Hamboards, an upstart company that turned skateboard design on its head, started in 2006 because Pete Hamborg, 55, wanted to teach his five tow‑headed sons how to surf. Since then, the Huntington Beach family has made the brand a cult hit. They’ve built a custom board for Justin Bieber and won financing on ABC’s “Shark Tank” because the boards evoke the easy beach lifestyle of O.C.
Tell us about that first board.
So we made this big dumb skateboard to help my sons learn to surf, but it wouldn’t turn. Then Mom (Kathy Hamborg) ran over it in the driveway, and suddenly it carved turns almost exactly like a surfboard. We figured out why this happened and made more, one for each of us, painted them like ’50s and ’60s surfboards, and to our surprise, people wanted to buy them from us.
Why is the Hamboard long?
To get the true feel of surfing, the deck design needs to be much longer and wider than a normal skateboard or a longboard skateboard (see Page 41). With a few critical tweaks, we produced the flowy, driving, carving turns characteristic of surfing.

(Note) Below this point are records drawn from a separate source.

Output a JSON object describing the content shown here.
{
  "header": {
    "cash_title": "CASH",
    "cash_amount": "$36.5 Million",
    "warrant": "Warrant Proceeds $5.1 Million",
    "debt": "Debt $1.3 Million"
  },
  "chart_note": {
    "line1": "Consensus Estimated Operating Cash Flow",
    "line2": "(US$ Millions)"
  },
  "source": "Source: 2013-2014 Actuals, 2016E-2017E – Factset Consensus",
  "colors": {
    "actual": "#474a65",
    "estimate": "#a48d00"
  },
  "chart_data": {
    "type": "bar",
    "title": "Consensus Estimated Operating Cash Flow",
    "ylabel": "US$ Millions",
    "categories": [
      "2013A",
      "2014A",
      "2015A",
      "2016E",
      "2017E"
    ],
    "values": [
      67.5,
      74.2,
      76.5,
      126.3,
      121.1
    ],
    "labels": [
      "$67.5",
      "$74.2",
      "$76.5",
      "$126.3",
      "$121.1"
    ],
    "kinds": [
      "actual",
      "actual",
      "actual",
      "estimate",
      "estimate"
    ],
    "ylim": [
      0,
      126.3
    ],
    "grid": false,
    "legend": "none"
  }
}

Hamboards is a family venture; how does this affect the business?
We try extra hard to involve all the boys in coming up with a new design or tweaking an old one. The same goes for new websites, images, catalogs, or social media campaigns.
Who does what?
I handle administration, customer service, brand building, and I am chief slack picker-upper. Gus, 28, does board, T-shirt, and hat design, social media, website, video production; Anders, 26, assembles and ships the boards and assists with design; Chapman, 23 and a classically trained artist, does design and color pattern; Jachin, 22 and a national champion surfer, focuses on performance; Moses, 20, studies art in Florence, Italy. When he’s home, he helps with assembly, shipping, color, and pattern. And my wife, Kathy, 57, handles support and encouragement.
Your Hamboards are like works of art.
Two sons clearly had an early connection with art. So when we came up with the idea of the big Hamboard skateboard (the Classic, $525), I very intentionally aimed our designs for the intersection of surf, skate, and art. And despite feeling a bit awkward when all the cool brands were doing skulls, dragons, and boobs, we realized that … our designs are on target.

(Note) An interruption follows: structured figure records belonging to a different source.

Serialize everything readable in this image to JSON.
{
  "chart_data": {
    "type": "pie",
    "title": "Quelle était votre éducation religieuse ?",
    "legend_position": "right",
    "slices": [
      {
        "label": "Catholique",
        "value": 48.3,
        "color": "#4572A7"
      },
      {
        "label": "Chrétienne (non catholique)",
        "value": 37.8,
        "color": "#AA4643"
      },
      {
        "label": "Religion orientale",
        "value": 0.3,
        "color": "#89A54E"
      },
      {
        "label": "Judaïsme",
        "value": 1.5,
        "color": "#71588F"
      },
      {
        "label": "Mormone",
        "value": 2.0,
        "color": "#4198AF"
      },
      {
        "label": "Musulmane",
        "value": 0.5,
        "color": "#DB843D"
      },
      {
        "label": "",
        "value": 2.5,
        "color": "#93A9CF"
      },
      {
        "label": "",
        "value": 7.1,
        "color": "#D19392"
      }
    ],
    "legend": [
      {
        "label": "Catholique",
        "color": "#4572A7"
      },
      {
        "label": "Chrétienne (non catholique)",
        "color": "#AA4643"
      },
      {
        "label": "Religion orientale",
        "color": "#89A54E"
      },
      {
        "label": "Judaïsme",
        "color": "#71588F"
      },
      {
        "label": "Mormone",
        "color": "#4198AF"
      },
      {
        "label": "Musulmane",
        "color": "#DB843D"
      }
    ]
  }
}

How long did it take to get the design right?
Years. Having five sons giving constant input was a live-in design-feedback consortium at the dinner table. “Hey Dad, we should change this … pass the ketchup.” We first completed the design in 1997 and didn’t make it a business until 2006. Our design wasn’t even close until we had carefully made six or seven of them by hand.
What’s your aesthetic?
It speaks of wholesomeness and simplicity and craftsmanship. Every board gets signed and numbered.
We hear Hamboards are in a museum.
The Röhsska Museum in Sweden was doing a year-long exhibition on skateboard design. One of the curators ran across our online videos, asked for samples, and suddenly we were part of the program.
Did you get any resistance from the skater community?
Skateboarding—and its community—has a lot of identity, so what we were doing was seen as a kind of bizarre adulteration of their core sport. So
at times we got significant pushback.
How did you resolve it?
Our response always was, “I respect what you’re doing.” Getting a wheeled piece of wood to feel like surfing when you rode it is how the sport began. Hamboards has taken it back to the roots. As time has passed, the skating community has embraced us.
As Hamboards’ appeal grows internationally, what’s next?
The boys are starting families, and some are graduating college or art school. We plan to stay rooted in Huntington Beach, surf, lifeguard, make beautiful art, love each other, and, as it says on my business card, “change the world—one really big skateboard at a time.”